Why the Federal Election Commission Is Broken and What It Means for 2020
Today, Shirley Jahad sits in for Ian Masters who is on assignment in Europe and will be back on Sunday. First, at a time when questions of influence peddling and foreign interference in US elections abound in the public discourse, the agency charged with keeping tabs and keeping track has broken down. The Federal Election Commission is shuttered and on indefinite recess because it doesn’t have a quorum. There are too few members to hold meetings and vote on anything. Does this mean we are in for a wide open, anything goes election? We talk with a former FEC Chair Ann Ravel to find out the latest and what we can expect going forward.
Race for Profit: How Banks and the Real Estate Industry Undermined Black Home Ownership
Then, more than ten years after the housing collapse and economic crisis that sent millions of families into foreclosure, rents are skyrocketing, the wealth gap swells and urban centers are increasingly segregated. A persistent narrative has been that poor people, people who couldn’t afford their home loans and couldn’t pay their mortgages, helped spark the downfall of the economy. Princeton scholar Keeanga-Yamahtta Taylor has a new book coming out that challenges that premise and gives a history of predatory practices in banking and real estate. It’s called Race for Profit: How Banks and the Real Estate Industry Undermined Black Home Ownership.
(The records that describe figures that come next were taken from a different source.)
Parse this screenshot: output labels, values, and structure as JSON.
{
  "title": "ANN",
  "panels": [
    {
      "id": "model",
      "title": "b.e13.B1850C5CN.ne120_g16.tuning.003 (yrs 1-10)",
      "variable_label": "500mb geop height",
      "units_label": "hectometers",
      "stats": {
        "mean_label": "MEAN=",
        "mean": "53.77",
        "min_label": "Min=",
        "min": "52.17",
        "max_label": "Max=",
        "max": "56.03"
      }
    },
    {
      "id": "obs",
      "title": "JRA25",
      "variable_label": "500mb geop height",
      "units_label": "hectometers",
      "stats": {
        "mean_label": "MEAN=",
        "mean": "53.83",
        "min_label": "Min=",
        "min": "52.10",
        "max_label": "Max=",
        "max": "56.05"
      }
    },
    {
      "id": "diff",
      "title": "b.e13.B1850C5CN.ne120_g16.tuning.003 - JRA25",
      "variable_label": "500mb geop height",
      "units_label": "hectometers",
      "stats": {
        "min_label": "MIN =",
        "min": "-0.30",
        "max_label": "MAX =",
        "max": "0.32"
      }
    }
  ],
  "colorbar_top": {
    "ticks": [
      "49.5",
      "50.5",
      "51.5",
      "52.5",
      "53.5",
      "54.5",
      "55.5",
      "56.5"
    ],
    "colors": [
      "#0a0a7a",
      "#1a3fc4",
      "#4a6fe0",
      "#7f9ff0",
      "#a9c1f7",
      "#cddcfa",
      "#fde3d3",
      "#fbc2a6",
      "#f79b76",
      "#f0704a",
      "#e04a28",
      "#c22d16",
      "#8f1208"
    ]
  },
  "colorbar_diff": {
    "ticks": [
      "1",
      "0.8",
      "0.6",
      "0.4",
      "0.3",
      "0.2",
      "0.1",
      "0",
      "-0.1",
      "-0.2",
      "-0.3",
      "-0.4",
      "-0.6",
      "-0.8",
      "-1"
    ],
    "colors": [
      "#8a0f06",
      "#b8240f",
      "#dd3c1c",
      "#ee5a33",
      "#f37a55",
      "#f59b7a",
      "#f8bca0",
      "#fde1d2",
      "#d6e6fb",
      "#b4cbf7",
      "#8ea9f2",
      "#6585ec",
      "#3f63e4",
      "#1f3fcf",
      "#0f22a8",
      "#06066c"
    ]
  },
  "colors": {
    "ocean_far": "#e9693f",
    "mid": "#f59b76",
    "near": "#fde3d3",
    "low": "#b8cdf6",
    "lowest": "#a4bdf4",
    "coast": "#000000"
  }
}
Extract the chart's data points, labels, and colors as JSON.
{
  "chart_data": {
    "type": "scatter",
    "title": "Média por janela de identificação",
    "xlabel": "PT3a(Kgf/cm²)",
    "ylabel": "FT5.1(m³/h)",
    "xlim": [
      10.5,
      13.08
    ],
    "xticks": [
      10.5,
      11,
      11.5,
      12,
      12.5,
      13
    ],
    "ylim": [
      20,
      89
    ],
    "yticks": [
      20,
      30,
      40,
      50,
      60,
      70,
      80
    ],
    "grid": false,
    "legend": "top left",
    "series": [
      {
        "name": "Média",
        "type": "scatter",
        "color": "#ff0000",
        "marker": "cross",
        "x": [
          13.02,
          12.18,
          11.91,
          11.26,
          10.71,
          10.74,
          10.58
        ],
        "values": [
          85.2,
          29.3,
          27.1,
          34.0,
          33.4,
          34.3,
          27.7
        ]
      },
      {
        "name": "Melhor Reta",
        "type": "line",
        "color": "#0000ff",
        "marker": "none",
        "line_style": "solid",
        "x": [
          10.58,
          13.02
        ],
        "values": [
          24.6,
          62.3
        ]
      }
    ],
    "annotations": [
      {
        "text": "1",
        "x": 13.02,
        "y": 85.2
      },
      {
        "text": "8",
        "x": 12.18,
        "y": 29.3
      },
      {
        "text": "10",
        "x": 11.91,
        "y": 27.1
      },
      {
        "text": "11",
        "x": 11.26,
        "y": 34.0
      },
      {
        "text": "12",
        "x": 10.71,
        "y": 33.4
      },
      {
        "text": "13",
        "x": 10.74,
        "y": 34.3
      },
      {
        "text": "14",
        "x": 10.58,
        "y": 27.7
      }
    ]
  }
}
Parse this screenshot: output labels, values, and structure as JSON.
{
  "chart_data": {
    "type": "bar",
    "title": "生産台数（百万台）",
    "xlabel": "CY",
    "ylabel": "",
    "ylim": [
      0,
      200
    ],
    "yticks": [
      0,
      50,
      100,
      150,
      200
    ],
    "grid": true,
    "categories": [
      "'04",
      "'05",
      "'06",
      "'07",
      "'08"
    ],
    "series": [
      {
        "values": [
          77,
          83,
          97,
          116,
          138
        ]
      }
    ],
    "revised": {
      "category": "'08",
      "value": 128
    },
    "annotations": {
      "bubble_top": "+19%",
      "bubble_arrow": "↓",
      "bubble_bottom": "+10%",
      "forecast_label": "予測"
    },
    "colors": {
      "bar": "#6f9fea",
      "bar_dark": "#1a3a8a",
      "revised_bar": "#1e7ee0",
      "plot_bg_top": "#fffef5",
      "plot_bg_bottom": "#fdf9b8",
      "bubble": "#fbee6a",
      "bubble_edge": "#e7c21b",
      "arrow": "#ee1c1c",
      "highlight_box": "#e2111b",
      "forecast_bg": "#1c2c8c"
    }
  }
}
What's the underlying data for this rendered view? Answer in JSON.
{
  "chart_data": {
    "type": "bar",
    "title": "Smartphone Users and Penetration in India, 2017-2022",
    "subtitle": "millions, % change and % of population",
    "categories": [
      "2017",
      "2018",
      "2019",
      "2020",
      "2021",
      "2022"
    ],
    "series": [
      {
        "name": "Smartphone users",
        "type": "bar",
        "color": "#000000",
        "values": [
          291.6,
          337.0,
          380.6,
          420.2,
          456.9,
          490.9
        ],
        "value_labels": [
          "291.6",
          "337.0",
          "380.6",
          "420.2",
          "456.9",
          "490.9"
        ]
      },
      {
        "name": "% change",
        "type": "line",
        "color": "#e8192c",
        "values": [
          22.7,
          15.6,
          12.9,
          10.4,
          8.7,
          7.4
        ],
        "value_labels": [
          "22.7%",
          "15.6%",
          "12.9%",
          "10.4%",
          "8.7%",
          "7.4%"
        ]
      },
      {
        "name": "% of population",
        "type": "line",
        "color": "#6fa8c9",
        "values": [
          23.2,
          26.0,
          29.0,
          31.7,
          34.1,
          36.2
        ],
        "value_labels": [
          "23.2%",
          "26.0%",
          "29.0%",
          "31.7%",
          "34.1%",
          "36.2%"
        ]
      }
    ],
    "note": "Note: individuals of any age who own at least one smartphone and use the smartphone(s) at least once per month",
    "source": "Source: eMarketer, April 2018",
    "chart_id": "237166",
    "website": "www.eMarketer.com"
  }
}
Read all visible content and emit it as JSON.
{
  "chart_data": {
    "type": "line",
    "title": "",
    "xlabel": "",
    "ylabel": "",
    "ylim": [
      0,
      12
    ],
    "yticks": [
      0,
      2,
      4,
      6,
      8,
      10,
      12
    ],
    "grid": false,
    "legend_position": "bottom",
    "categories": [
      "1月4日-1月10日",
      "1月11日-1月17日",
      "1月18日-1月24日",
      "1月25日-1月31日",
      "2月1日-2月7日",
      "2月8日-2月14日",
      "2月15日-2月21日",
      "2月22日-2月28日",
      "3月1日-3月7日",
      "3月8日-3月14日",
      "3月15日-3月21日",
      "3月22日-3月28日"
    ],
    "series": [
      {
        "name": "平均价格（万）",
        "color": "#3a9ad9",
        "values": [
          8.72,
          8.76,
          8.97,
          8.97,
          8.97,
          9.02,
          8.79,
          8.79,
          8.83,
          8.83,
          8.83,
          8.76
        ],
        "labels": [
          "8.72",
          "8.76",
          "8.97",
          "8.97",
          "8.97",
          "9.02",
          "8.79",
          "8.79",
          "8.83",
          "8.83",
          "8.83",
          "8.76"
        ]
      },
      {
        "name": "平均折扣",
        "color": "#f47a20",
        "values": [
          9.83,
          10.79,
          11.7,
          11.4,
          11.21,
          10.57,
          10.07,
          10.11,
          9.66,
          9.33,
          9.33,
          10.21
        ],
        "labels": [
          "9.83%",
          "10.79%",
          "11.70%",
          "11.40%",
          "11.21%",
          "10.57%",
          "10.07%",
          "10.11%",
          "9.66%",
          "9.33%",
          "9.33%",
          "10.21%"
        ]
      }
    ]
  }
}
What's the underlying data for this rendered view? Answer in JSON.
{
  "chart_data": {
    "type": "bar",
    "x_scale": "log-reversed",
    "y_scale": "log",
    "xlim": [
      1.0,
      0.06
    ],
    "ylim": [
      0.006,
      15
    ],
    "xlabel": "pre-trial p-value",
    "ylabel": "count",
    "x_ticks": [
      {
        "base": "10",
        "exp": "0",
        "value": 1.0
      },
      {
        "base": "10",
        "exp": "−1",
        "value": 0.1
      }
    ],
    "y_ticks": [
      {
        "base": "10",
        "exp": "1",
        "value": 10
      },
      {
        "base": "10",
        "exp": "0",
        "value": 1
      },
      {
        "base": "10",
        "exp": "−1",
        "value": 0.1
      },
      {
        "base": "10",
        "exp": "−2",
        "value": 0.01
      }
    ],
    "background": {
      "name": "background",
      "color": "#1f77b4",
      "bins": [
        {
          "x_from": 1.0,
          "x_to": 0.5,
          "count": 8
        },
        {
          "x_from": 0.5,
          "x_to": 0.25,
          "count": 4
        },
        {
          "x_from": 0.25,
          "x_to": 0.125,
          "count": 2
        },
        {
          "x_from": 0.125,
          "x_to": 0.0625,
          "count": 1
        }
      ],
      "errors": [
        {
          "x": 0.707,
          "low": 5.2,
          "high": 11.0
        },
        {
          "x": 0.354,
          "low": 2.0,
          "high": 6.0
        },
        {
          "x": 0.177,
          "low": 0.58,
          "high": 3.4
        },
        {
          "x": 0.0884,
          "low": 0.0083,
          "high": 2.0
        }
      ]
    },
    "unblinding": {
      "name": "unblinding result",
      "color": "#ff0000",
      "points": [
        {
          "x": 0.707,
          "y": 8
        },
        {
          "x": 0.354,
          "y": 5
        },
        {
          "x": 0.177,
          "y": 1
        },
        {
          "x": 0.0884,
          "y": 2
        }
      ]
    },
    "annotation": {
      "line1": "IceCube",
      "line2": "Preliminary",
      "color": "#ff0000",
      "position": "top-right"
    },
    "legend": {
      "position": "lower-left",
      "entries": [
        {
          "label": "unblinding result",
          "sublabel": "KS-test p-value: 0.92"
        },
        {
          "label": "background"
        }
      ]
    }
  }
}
The American Academy of Pediatrics Says Racism Is a Socially Transmitted Disease
Then finally we discuss racism as a public health issue. The American Academy of Pediatrics has issued a policy statement saying racism is a socially transmitted disease that has been passed down through generations. We talk with Dr. Jacqueline Douge, a co-author of that report which is titled “The Impact of Racism on Child and Adolescent Health.”